Non-English voice errors
Japanese (lang_code='j') and Mandarin (lang_code='z') require the optional misaki language packs — pip install "misaki[ja]" or pip install "misaki[zh]". Without them you'll see a missing-dependency traceback at pipeline init. Source: Hugging Face model card.
PyTorch crash on first inference call (Blackwell-specific)

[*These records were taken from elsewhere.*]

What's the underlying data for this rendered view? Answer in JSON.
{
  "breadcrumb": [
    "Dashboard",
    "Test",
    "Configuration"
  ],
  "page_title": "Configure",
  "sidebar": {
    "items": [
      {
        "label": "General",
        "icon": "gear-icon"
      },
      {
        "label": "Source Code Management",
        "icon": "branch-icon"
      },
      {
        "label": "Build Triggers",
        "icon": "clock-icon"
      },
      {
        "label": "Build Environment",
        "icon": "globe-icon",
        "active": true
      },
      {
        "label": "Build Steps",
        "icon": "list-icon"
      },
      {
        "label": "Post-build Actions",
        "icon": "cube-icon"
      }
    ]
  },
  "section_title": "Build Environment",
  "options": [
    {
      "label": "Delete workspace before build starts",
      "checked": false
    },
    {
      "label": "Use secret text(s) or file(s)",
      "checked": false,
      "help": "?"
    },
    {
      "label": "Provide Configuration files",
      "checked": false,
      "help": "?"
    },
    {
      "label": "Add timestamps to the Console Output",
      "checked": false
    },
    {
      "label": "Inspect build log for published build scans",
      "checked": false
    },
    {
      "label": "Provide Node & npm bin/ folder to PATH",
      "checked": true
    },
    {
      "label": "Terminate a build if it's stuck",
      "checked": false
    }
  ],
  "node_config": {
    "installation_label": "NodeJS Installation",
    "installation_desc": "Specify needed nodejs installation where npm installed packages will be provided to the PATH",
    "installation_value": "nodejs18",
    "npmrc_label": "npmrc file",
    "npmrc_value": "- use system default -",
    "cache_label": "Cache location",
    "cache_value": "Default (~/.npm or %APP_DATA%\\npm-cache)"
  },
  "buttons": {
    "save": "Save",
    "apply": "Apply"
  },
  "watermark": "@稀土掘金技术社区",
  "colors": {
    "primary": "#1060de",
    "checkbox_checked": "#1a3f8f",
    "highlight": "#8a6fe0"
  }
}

If you installed PyTorch via the default index (pip install torch), you may have landed a cu126 wheel that does not ship sm_120 kernels for the 5090. Reinstall with the explicit cu128 index per step 2:
pip uninstall -y torch
pip install torch --index-url https://download.pytorch.org/whl/cu128
Kokoro itself does not depend on FlashAttention-2, so the FA2 sm_120 kernel gap is not a concern here — only the base PyTorch CUDA build matters.
Silent / empty audio output on Windows
Some non-English voices have been reported to return silence on Windows in the upstream GitHub issue tracker (e.g. Spanish em_alex on Windows 11). If you hit this, verify your espeak-ng install can phonemise the language on its own (espeak-ng -v es "hola" should produce phonemes), then file a fresh issue on the repo if the wrapper still fails.
Pip install fails with misaki[en]>=X.Y.Z has no matching distribution
Reported in the upstream issue tracker — pin kokoro to a version whose declared misaki dependency is actually published on PyPI (the latest tagged release on the GitHub repo is the safe bet). Avoid installing from main if the bumped misaki requirement hasn't shipped yet.